Paper hearts and messages of hope brighten windows everywhere in the COVID-19 pandemic, but something much darker is happening behind closed doors in some homes as well.

It’s led to an increasing number of children calling 911 for help.

“So what we’re seeing is two adults arguing, said Const. Gary O’Brien, media relations officer for Nanaimo RCMP.

“But sadly we’re seeing children being subjected to these arguments that may lead to violence. That’s extremely concerning to us.”

RCMP say in recent weeks there have been 29 calls for domestic violence and disturbances. That’s a third higher than usual.
Several officers report that fights started over COVID-19, and with many people laid off and schools closed, there’s real concern about the situations in those homes escalating.

“It’s always during times of difficulty,” said the Executive Director of the Haven Society Toni Wheeler.

“It’s about coping mechanisms and things always get worse during economic downturns.”

“If you’re in a situation where there’s domestic violence you have to get out,” said O’Brien.

“Leave the house whether you’re self-isolating or not, you can not allow yourself to be subjected to violence,” he said.

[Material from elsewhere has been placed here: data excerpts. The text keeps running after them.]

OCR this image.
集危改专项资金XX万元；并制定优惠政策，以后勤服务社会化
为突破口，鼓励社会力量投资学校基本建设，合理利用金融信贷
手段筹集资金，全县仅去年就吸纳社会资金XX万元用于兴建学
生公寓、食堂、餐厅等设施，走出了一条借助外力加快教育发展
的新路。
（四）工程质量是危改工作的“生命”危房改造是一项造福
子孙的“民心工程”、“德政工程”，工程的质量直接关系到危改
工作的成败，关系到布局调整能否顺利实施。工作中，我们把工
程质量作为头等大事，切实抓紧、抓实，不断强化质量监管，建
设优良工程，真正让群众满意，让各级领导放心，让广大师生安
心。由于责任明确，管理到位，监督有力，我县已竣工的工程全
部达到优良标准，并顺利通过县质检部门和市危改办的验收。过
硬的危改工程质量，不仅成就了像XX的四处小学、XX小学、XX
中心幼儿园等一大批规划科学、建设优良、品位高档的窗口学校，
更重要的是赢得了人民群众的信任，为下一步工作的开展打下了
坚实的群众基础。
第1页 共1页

Hearing that it’s kids making the calls to 911 now tells experts that kids have nowhere to escape their family troubles now.

“Children and youth don’t have an outlet anymore with schools being closed and daycares being closed,” said Wheeler.

“So where they would have had safe areas they no longer have.”

Victoria Police and Campbell River RCMP report no increase in calls for domestic disturbances and violence.

Yet Nanaimo’s Haven Society that helps victims of abuse across Mid-Vancouver Island, is bracing for a wave of women and children escaping violent situations.

According to Wheeler, if you need help, it’s there. Even if displaying symptoms of COVID-19, shelters from abuse have developed contingency plans in order to help people fleeing violence.